A small cruise ship – the Ushaia – was already anchored further inshore and disgorging passengers in Zodiacs, so we waited until just after 5pm to get in the dinghy to have a look round. We took the long way round past the islands and glaciers, getting a close look at the incredible blue of the glaciers as we went slowly past. We looked in vain for leopard seals. They apparently frequent the area as there is a large gentoo penguin colony and so this is a favourite hunting ground for them. However, none were to be seen today. Good for the gentoos, not so good for us, but it didn’t seem to matter as the haunting beauty of the ice all around was sufficiently captivating.
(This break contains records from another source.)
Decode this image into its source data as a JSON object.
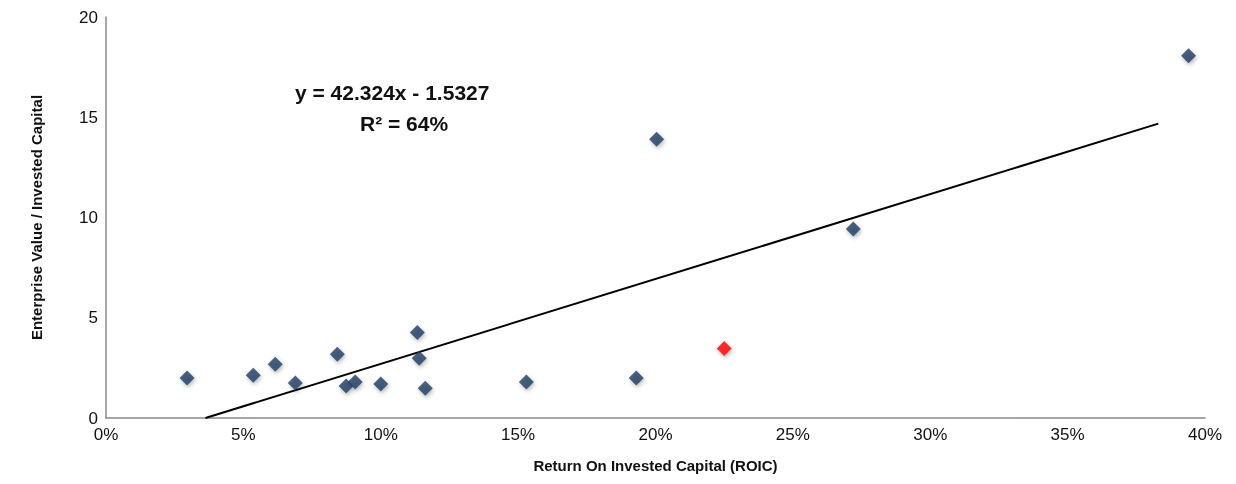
{
  "chart_data": {
    "type": "scatter",
    "xlabel": "Return On Invested Capital (ROIC)",
    "ylabel": "Enterprise Value / Invested Capital",
    "annotations": [
      "y = 42.324x - 1.5327",
      "R² = 64%"
    ],
    "xlim": [
      0,
      0.4
    ],
    "xticks": [
      {
        "value": 0,
        "label": "0%"
      },
      {
        "value": 0.05,
        "label": "5%"
      },
      {
        "value": 0.1,
        "label": "10%"
      },
      {
        "value": 0.15,
        "label": "15%"
      },
      {
        "value": 0.2,
        "label": "20%"
      },
      {
        "value": 0.25,
        "label": "25%"
      },
      {
        "value": 0.3,
        "label": "30%"
      },
      {
        "value": 0.35,
        "label": "35%"
      },
      {
        "value": 0.4,
        "label": "40%"
      }
    ],
    "ylim": [
      0,
      20
    ],
    "yticks": [
      0,
      5,
      10,
      15,
      20
    ],
    "grid": false,
    "marker": "diamond",
    "series": [
      {
        "color": "#1f3b63",
        "x": [
          0.0295,
          0.0536,
          0.0616,
          0.0689,
          0.0842,
          0.0874,
          0.0907,
          0.1,
          0.1133,
          0.114,
          0.1162,
          0.153,
          0.193,
          0.2004,
          0.272,
          0.394
        ],
        "values": [
          1.99,
          2.13,
          2.68,
          1.74,
          3.18,
          1.59,
          1.79,
          1.69,
          4.27,
          2.98,
          1.49,
          1.79,
          1.99,
          13.9,
          9.43,
          18.07
        ]
      },
      {
        "color": "#ff0000",
        "x": [
          0.225
        ],
        "values": [
          3.47
        ]
      },
      {
        "type": "line",
        "color": "#000000",
        "marker": "none",
        "line_style": "solid",
        "x": [
          0.0362,
          0.383
        ],
        "values": [
          0,
          14.68
        ]
      }
    ]
  }
}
The scenery is starting to change to be much more heavily snow-covered and the white surroundings increase the intensity of the early evening light.
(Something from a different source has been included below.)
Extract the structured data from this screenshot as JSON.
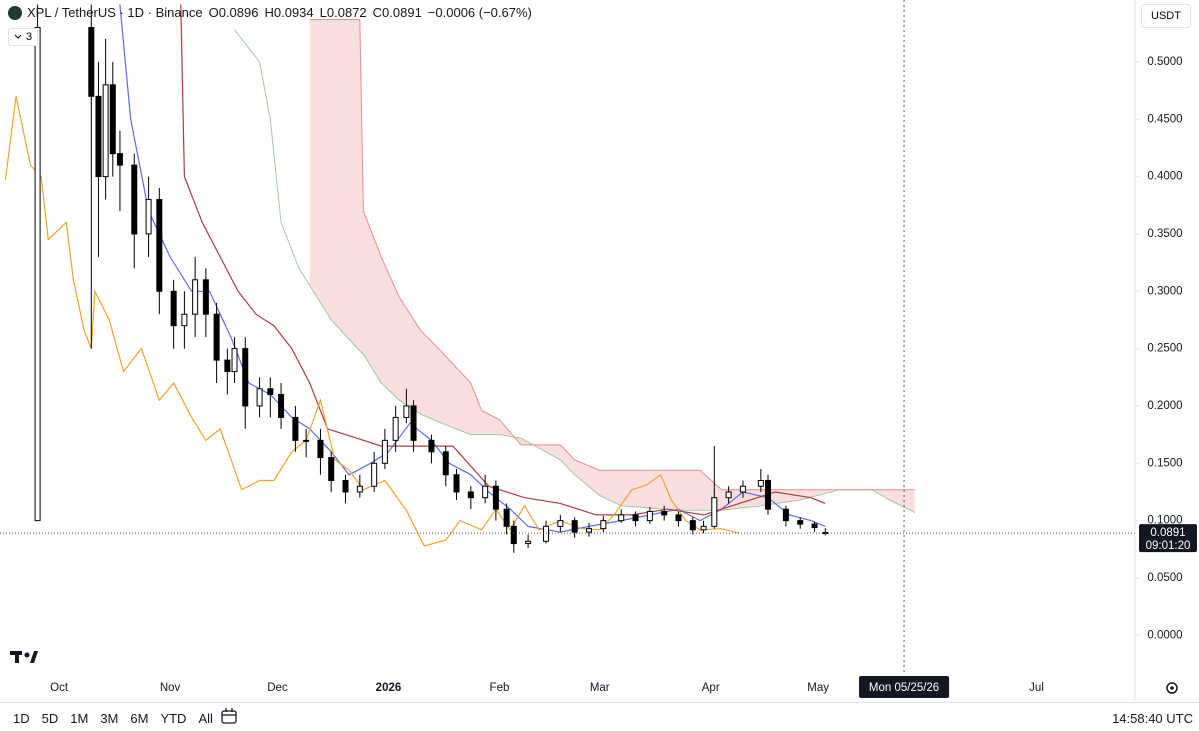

Shortly after 6pm the last of the Ushaia Zodiacs had left the shore, but just as we were heading in, a loud rumble and splash heralded the collapse of a chunk of ice from the end of the nearby glacier, so we waited for the waves from that to dissipate before beaching the dinghy. On the beach we were greeted by the distinct aroma and sounds of a large gentoo penguin colony. There were also sheathbills just wandering around on the beach, seemingly completely oblivious to us. We wandered through the snow, past the remains of an old water boat, and up the hill towards an old Argentinian refuge hut, now more or less derelict with the surrounds completely taken over by gentoos. On the way we had to watch carefully, following the penguin green cross code looking left and right, as we crossed the paths they used as they walked purposefully backwards and forwards between their colonies and the water. The paths were fairly narrow and there always seemed to be a period of confusion when they met with a hesitant face-off before they worked out how to pass each other, much like people meeting and each ducking left or right together before coordinating themselves to pass on the pavement.
After an hour or so taking it all in, we headed back aboard for dinner and during the night each took on an hour of ice watch, just watching every ten minutes or so for any larger chunks of ice being swept into the anchorage. I poled a couple of small chunks off during my hour, but nothing substantial at all.